Highly Concentrated and Yet Effortless

Michael Arndt
Wednesday, November 5, 2008

Translated:

Marburg. The Marburg Concert Society (Konzertverein) has once again gotten lucky. And it has the courage to prove that it can accept a program that contains only one work from the Classical repertoire along with two rarely heard compositions of the 20th century and even a contemporary piece. 

Alas this courage was not rewarded, because on Tuesday evening in the Marburg City Hall it was obvious there were many empty seats.

At the outset the four young musicians dedicated themselves to the last of more than 70 string quartets by Joseph Haydn, who practically invented this most important form of chamber music.

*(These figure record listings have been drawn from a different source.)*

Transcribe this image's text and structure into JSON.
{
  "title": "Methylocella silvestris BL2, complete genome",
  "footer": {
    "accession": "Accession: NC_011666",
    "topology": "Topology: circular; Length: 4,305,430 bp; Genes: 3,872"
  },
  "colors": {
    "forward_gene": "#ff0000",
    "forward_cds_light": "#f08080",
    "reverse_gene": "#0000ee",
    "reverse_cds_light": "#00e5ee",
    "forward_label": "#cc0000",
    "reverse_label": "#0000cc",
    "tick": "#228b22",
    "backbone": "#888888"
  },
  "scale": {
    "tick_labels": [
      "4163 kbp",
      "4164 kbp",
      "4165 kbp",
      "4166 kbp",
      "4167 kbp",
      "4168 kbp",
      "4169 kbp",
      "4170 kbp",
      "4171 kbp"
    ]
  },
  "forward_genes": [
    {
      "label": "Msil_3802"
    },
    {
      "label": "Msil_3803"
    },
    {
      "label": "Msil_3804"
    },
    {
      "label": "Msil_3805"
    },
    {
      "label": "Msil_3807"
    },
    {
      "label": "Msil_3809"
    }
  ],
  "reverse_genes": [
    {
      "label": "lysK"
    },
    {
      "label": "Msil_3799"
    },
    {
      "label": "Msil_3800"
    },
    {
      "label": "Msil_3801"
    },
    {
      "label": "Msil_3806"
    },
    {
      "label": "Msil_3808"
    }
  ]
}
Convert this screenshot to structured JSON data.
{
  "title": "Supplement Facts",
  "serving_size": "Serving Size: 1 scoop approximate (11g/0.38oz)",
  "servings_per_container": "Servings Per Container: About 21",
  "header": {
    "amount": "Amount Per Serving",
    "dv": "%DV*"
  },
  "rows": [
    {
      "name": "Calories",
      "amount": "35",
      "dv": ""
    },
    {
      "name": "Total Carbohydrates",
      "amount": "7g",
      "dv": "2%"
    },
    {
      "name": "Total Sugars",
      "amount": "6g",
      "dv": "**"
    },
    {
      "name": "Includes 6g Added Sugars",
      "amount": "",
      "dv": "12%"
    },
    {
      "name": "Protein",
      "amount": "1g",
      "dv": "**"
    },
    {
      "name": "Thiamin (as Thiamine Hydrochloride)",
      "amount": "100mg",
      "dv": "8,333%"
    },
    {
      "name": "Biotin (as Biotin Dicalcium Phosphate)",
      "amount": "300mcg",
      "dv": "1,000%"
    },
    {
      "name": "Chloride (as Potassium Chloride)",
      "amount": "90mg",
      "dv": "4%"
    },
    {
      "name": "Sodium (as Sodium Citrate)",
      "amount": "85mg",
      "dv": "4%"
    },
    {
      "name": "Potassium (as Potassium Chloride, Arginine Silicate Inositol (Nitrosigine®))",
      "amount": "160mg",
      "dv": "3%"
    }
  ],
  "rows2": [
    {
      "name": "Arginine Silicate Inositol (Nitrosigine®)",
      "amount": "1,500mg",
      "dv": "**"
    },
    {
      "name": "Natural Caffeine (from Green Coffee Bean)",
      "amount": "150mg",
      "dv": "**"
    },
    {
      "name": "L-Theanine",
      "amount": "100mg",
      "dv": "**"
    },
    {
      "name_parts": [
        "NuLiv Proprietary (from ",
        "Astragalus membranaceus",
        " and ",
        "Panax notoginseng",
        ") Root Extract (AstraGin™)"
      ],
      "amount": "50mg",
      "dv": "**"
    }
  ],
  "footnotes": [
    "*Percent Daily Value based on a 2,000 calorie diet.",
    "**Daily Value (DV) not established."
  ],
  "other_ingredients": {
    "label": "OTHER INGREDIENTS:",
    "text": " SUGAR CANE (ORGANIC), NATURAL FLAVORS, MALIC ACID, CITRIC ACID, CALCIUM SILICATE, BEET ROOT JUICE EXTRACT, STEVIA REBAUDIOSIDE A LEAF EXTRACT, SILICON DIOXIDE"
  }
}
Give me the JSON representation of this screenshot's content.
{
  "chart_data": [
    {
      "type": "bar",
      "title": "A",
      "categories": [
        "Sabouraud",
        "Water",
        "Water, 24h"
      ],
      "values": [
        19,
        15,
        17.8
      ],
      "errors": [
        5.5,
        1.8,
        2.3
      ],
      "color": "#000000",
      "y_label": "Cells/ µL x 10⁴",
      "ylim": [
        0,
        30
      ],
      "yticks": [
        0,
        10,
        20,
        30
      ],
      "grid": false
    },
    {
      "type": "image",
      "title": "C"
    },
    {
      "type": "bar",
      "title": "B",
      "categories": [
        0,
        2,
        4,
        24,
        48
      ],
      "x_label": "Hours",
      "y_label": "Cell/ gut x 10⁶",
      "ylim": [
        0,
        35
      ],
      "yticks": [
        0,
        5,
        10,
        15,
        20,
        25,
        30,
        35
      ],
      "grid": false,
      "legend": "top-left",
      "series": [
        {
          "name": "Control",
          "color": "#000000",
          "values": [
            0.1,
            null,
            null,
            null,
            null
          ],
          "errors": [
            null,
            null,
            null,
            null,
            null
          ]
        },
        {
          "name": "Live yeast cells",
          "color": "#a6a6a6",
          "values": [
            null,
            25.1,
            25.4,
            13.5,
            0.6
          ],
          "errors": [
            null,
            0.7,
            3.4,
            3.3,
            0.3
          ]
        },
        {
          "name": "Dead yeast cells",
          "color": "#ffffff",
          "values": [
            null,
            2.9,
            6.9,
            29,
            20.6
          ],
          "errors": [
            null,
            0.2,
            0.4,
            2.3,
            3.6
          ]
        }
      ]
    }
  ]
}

Highly concentrated, yet effortless, the Daedalus Quartet made music not just with this classical masterpiece, but also with Igor Stravinsky's "Trois Pieces pour quatuor a cordes," written in 1914.

The "Flight from the Labyrinth" was characterized by dramatic, extremely sharp contrasts in a quartet written four years ago by the 1970-born Scottish composer David Horne for the Daedalus Quartet - for a good reason, as he used the myth of the ensemble's name as inspiration.

Daedalus is said to have invented sculpture and the labyrinth. But he is mostly known for flying towards freedom on wings he constructed himself - together with his son Icarus, who, however, flew too close to the sun and sank into the sea.